MILWAUKEE, WI --- The United States Advanced Battery Consortium (USABC), with funding from the U.S. Department of Energy, has awarded Johnson Controls-Saft a $8.2 million contract to develop lithium-ion battery systems for plug-in hybrid electric vehicles (PHEVs). In addition, over the course of two years, the company will seek to validate the commercial feasibility of lithium-ion technology for mass market PHEVs.
"We are working on the development of the complete PHEV system, which includes high energy capacity cells, battery management electronics, control software and an efficient thermal management system, all optimally packaged for safety and efficient integration into the vehicle," said Mary Ann Wright, who leads the Johnson Controls-Saft joint venture and is vice president and general manager for Johnson Controls hybrid battery business. "Specifically, key goals for this PHEV contract are to optimize cell and battery system design for 10-mile and 40-mile electric range vehicles."
USABC, whose members are Chrysler LLC, Ford Motor Co. and General Motors Corp., awarded Johnson Controls-Saft a similar contract in 2006 focused on lithium-ion battery systems for hybrid electric vehicles. USABC is one of several technology development consortia of USCAR, the United States Council for Automotive Research LLC.
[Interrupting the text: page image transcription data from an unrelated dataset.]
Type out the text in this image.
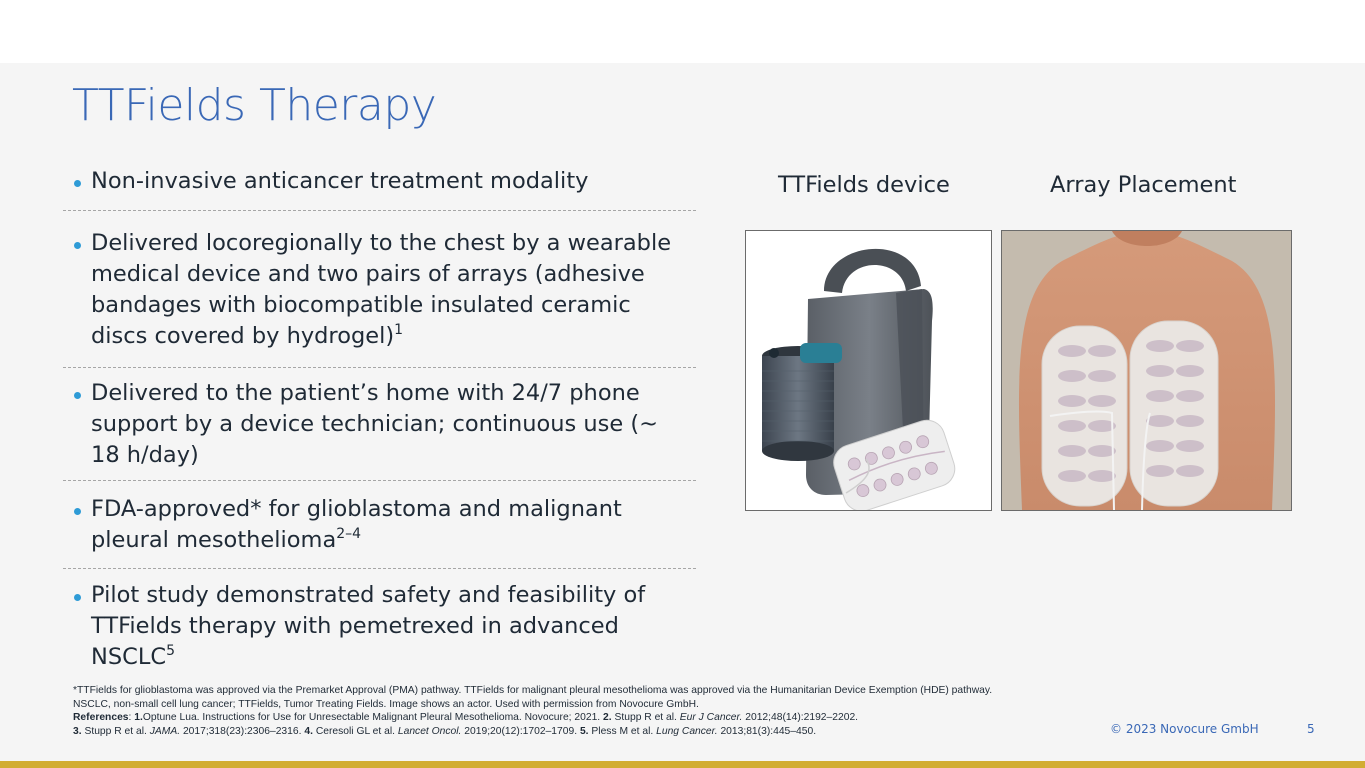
TTFields Therapy
Non-invasive anticancer treatment modality
Delivered locoregionally to the chest by a wearable medical device and two pairs of arrays (adhesive bandages with biocompatible insulated ceramic discs covered by hydrogel)$^1$
Delivered to the patient’s home with 24/7 phone support by a device technician; continuous use (~ 18 h/day)
FDA-approved* for glioblastoma and malignant pleural mesothelioma$^{2-4}$
Pilot study demonstrated safety and feasibility of TTFields therapy with pemetrexed in advanced NSCLC$^5$
TTFields device	Array Placement
*TTFields for glioblastoma was approved via the Premarket Approval (PMA) pathway. TTFields for malignant pleural mesothelioma was approved via the Humanitarian Device Exemption (HDE) pathway.
NSCLC, non-small cell lung cancer; TTFields, Tumor Treating Fields. Image shows an actor. Used with permission from Novocure GmbH.
References: 1.Optune Lua. Instructions for Use for Unresectable Malignant Pleural Mesothelioma. Novocure; 2021. 2. Stupp R et al. Eur J Cancer. 2012;48(14):2192–2202.
3. Stupp R et al. JAMA. 2017;318(23):2306–2316. 4. Ceresoli GL et al. Lancet Oncol. 2019;20(12):1702–1709. 5. Pless M et al. Lung Cancer. 2013;81(3):445–450.	© 2023 Novocure GmbH	5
"Lithium-ion technology has the potential to dramatically change the personal transportation landscape for consumers. It can support multiple powertrain technologies, from PHEVs to fuel cell vehicles," said Don Walkowicz, executive director of USCAR. "The Johnson Controls-Saft contract is part of USABC's broad battery technology research and development program and is important to advancing sustainable transportation solutions worldwide."
Johnson Controls-Saft is a joint venture that has brought together Johnson Controls, a leading supplier of automotive batteries and integrated automotive systems solutions, with Saft, an advanced energy storage solutions provider with extensive lithium-ion battery expertise.